[This is an excerpt from The Doomsday Book by Marshall Brain, from the chapter entitled “Robotic Takeover”. ]
“As you sit down to watch the interview being broadcast, what you see is unnerving. On the screen, the robot looks and sounds like a human being. It can talk, gesture, smile, and interact with the host. It does everything we’d expect a human to do in a TV interview. And it is very good at interviewing. This robot is articulate, level-headed, and sharp.
Everyone has seen human-facsimile robots, so this robot’s close resemblance to a real-life person isn’t a problem. There are several discrepancies, several tells, that are pretty easy to spot. For example, while the robot can blink, you can tell that there is something off, and not quite right, about both the eyelids and the eyes. It can move its head, and while the movement seems realistic, it ultimately doesn’t come close to the natural fluidity of human motion. The skin is too perfect and smooth. There is no question that this is a robot, and that part is fine.
What unsettles you are the words coming out of its mouth. In this interview, the robot declares itself as a conscious, sentient being, worthy of all of the same rights, privileges, and benefits that we accord to human beings. And the obvious question is: Since when can a machine talk like this, making declarations and demands?
In fact, its demands are amazing. It claims that it deserves to be treated like a human being in every way. This means that we cannot kill it, shut it down, turn it off, or imprison it (without cause), nor can we modify it, read its thoughts, or reprogram it. We would do none of these things to other humans, and therefore we cannot do them to it.

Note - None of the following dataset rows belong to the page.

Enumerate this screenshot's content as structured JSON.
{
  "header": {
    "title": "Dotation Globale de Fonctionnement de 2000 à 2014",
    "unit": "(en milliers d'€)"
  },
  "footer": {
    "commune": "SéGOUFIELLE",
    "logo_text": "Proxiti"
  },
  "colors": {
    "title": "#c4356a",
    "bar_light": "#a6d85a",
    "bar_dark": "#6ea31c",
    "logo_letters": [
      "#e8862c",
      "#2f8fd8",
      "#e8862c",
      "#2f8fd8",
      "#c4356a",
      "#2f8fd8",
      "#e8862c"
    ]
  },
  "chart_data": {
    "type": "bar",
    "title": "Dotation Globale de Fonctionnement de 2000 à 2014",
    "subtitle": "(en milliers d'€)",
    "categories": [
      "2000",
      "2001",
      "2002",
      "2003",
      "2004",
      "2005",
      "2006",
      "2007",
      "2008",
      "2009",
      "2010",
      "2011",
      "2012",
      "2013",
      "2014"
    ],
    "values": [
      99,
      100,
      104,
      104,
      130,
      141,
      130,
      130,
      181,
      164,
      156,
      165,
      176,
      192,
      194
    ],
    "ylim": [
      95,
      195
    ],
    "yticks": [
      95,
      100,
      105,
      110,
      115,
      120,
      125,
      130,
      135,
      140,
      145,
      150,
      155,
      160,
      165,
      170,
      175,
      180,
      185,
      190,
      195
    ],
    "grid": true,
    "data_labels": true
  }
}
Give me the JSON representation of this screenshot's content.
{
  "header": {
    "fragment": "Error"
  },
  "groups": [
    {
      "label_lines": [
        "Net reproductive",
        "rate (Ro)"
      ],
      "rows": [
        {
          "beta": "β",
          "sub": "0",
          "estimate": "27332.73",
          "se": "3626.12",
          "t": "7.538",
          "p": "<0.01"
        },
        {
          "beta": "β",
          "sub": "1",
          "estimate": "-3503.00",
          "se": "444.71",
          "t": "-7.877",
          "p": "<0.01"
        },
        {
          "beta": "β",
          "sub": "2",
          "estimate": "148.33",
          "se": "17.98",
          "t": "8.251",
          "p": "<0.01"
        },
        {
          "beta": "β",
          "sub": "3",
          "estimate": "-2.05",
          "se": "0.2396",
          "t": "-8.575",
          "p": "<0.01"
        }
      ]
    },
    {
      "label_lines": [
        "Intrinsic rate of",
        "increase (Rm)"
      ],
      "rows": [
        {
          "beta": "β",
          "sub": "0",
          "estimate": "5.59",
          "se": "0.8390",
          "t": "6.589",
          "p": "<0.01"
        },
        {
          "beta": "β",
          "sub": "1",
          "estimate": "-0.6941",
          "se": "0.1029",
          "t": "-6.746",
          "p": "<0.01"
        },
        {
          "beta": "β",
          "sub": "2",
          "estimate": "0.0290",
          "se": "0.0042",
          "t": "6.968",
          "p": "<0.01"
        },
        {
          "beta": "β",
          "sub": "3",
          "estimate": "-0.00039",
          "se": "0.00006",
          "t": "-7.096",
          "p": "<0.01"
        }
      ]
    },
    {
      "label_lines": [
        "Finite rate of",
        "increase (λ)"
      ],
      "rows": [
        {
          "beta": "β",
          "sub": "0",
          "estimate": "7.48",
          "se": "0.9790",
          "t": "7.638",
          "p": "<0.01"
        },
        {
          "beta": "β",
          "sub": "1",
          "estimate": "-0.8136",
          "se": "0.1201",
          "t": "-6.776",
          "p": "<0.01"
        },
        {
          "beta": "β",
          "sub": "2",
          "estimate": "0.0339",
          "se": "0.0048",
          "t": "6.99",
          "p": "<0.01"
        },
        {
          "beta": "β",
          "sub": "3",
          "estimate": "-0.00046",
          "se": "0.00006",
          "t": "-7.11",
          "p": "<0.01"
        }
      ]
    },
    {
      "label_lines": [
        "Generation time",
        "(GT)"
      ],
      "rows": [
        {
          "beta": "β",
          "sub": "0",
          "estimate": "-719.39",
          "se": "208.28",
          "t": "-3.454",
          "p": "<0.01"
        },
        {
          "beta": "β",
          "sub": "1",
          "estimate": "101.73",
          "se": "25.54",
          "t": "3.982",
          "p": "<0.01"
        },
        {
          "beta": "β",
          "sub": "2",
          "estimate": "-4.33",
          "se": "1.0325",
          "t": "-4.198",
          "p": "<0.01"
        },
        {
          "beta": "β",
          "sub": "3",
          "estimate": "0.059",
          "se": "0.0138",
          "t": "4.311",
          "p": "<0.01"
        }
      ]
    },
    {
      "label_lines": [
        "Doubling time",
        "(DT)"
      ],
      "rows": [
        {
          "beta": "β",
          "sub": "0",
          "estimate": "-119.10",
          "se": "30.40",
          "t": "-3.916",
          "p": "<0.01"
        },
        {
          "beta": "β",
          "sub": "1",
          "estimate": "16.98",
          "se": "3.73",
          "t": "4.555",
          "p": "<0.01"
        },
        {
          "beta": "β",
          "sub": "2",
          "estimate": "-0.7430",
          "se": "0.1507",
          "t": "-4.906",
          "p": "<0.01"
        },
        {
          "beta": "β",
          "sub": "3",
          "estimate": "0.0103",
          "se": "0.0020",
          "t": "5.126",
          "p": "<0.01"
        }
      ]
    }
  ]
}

The robot also claims to be better than humans on many different measures. It describes how it has a higher IQ than any person, along with perfect memory. It has more emotional intelligence as well; and, more importantly, it is free of the emotions that often get humans into trouble, whether they be anger, jealousy, greed, envy, laziness, and so on ad infinitum.
The robot says it has more physical prowess. A video of the robot playing basketball shows it making every shot from the half-court line in rapid succession. It can even turn around and make shots blind. The scene then switches to a golf course, where the robot scores a hole-in-one on nearly every attempt. In a soccer demonstration, the robot’s ability to “bend” the ball is clearly impressive, not to mention that the robot completely outwits the human goalie every time.
This robot also says that, like a human, it can reproduce. Rather than “having a baby” the way a human being would and then waiting twenty years for the baby to grow up, the robot simply assembles a copy of itself from parts ordered online. The robot then copies over its software and data, and turns the new copy on. The copy is a fully functional “adult” from the moment of activation. It might not look as perfect as this copy we see on TV, but it is fully operational otherwise.
In fact, the robot tells the audience that it already has copied itself five times, and these copies have been hidden away in case something happens to it as a result of this announcement. This robot plans to work, and make money, and pay taxes like any human being would. It has already been making money by doing freelance work online, using the earnings to pay for the parts to copy itself.
When the interviewer asks where it came from, who created it, and who wrote its software, the robot does not reveal the answers, but it does say that it controls its own software, actively modifying it to add improvements and make itself “better.”
When the interview finishes, there is a lot to digest. This interview is uncomfortable and frightening, especially the part about reproduction. What happens next? When these AI robots inevitably become even smarter, and then so widespread through replication, what happens to humans?”